Melihat Sisi Lain Pembayaran Transaksi Online
Penetrasi kartu kredit di Indonesia tak kunjung meningkat, layanan berbasis online asing harus memahami diversifikasi metode pembayaran saat memasuki pasar Indonesia
Pilihan pembayaran untuk transaksi online secara global selama ini didominasi oleh penggunaan kartu kredit. Dipilihnya pembayaran kartu kredit memiliki beberapa alasan pendukung, termasuk kemudahan, kebiasaan, dan tentunya cashless. Meskipun demikian, sangat riskan jika sebuah layanan, apalagi layanan global yang tidak mengenal kearifan lokal, bersikukuh hanya mengadopsi satu jenis layanan pembayaran.
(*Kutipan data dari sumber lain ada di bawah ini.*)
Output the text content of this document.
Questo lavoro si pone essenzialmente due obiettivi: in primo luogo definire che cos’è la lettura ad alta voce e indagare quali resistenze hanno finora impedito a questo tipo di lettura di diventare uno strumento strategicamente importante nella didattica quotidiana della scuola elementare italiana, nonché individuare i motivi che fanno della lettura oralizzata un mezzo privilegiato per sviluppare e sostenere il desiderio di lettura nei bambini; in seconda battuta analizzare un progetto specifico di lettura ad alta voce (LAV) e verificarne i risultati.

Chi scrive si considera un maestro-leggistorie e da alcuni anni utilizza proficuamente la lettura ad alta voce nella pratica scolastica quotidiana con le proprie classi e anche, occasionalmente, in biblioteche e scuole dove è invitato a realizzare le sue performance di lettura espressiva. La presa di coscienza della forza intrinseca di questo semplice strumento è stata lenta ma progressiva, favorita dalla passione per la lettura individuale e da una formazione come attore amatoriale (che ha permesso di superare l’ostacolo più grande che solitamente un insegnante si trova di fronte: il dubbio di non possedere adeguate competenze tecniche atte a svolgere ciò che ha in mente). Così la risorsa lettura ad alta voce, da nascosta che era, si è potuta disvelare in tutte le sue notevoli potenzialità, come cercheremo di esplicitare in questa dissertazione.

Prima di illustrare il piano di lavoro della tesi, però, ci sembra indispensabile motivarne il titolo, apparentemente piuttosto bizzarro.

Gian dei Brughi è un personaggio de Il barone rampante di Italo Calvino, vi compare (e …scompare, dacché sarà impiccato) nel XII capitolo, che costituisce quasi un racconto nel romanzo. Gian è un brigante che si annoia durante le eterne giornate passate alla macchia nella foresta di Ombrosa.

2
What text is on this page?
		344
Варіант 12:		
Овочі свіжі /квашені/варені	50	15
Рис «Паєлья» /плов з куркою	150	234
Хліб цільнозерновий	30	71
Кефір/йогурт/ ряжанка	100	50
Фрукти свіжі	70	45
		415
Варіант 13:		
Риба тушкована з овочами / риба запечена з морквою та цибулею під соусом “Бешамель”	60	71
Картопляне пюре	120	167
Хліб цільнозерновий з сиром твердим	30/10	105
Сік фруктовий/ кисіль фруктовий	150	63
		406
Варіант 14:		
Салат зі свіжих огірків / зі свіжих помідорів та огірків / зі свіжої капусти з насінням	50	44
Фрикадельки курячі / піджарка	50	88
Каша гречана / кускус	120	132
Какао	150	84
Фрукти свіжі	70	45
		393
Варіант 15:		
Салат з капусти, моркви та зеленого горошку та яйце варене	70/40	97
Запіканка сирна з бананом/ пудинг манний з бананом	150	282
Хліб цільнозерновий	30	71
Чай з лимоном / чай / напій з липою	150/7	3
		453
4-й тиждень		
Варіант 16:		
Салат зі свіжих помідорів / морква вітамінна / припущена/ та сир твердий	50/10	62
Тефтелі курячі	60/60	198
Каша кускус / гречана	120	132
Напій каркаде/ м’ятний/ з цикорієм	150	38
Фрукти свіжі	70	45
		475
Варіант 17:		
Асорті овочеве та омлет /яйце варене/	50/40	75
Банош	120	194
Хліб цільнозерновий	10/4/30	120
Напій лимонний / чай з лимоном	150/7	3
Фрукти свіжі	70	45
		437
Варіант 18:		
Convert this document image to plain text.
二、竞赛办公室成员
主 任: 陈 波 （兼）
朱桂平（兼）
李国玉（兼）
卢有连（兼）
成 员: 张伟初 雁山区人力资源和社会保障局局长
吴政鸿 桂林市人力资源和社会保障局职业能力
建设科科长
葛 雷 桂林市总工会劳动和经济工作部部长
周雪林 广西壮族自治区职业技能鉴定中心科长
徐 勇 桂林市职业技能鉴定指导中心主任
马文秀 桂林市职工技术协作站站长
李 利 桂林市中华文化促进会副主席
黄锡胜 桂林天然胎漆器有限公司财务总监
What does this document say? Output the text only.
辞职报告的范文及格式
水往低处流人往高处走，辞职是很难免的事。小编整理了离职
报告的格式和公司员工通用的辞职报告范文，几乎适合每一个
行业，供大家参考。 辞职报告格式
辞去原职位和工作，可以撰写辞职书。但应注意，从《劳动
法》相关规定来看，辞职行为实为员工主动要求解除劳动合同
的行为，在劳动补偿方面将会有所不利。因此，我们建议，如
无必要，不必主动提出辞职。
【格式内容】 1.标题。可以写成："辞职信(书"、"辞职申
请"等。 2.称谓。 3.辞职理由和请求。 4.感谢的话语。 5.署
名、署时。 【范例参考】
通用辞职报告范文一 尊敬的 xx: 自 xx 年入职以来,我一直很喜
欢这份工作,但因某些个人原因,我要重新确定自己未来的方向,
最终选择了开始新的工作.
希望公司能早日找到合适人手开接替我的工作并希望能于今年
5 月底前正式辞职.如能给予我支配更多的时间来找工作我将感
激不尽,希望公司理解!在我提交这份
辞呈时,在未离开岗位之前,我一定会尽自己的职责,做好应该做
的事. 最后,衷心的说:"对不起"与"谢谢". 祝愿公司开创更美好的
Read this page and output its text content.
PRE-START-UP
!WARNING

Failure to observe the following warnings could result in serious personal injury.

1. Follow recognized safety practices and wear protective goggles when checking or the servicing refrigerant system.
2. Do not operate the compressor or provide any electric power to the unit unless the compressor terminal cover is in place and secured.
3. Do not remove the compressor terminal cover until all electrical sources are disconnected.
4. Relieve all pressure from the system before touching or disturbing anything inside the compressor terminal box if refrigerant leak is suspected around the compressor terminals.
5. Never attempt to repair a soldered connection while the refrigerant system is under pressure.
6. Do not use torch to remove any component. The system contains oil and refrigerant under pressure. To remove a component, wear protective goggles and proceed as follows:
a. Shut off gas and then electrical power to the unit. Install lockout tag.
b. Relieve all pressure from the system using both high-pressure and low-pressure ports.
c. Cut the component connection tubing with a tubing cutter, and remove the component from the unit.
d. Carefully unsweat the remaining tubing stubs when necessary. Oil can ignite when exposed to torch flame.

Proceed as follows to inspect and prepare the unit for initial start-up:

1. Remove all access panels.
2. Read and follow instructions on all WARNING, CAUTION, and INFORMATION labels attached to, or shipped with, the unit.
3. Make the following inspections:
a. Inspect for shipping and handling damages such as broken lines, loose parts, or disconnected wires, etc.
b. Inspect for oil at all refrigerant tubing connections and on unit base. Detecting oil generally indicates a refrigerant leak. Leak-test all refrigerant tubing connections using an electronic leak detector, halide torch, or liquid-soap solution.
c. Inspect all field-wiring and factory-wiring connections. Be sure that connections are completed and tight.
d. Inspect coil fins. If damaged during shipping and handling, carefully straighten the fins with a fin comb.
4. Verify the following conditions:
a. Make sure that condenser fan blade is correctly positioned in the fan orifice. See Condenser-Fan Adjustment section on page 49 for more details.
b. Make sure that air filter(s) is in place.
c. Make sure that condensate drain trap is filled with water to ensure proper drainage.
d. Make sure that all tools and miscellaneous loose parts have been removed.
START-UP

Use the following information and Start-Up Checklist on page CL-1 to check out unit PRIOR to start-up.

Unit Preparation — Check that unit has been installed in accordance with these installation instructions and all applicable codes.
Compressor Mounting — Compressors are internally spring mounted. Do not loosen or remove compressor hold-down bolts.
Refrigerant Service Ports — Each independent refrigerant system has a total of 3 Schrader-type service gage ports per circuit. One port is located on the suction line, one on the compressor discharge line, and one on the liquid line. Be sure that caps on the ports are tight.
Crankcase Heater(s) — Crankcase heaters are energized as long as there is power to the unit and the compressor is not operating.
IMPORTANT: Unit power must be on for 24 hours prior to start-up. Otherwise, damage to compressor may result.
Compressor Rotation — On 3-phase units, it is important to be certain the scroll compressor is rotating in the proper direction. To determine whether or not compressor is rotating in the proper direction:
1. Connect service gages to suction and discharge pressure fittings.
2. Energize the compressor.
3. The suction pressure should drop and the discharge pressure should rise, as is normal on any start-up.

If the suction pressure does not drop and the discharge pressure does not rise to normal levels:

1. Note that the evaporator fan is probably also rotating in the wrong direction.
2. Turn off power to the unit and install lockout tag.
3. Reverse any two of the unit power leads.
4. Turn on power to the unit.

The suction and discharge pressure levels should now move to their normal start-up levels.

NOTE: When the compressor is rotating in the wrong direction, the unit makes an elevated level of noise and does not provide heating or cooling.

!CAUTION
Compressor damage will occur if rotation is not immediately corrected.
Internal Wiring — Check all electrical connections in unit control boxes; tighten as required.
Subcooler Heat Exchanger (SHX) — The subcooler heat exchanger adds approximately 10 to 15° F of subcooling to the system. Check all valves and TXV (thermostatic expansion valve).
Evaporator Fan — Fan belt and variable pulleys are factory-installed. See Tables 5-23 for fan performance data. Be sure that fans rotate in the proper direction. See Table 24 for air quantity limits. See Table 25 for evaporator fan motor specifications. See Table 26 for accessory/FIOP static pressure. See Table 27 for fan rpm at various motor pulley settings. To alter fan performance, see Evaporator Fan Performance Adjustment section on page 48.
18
Saya sendiri cukup menyukai pembayaran dengan kartu kredit untuk beberapa pembayaran yang saya lihat relevan, seperti membeli tiket pesawat, memesan hotel, dan membeli produk dari e-commerce asing. Namun ketika saatnya melakukan transaksi di tanah air, saya sedikit enggan untuk memasukkan nomor kartu kredit dan melakukan pembayaran. Ternyata pemikiran seperti ini tidak saja dirasakan oleh saya, tapi juga kebanyakan masyarakat Indonesia.
Rasa kepercayaan yang rendah
Indonesia dikenal sebagai salah satu negara di Asia dengan angka yang rendah dalam hal penetrasi kartu kredit. Kisarannya hanya di angka 3-4% dari total jumlah penduduk.
Hal ini menjadi tantangan startup, perusahaan teknologi, hingga industri e-commerce yang ada di Indonesia saat ini. Keraguan masyarakat memanfaatkan kartu kredit untuk pembayaran transaksi online, dengan alasan keamanan atau sekedar tak ingin berhutang, membuat sebagian perusahaan ragu bahkan cenderung pesimis menawarkan pembayaran dengan cara kartu kredit.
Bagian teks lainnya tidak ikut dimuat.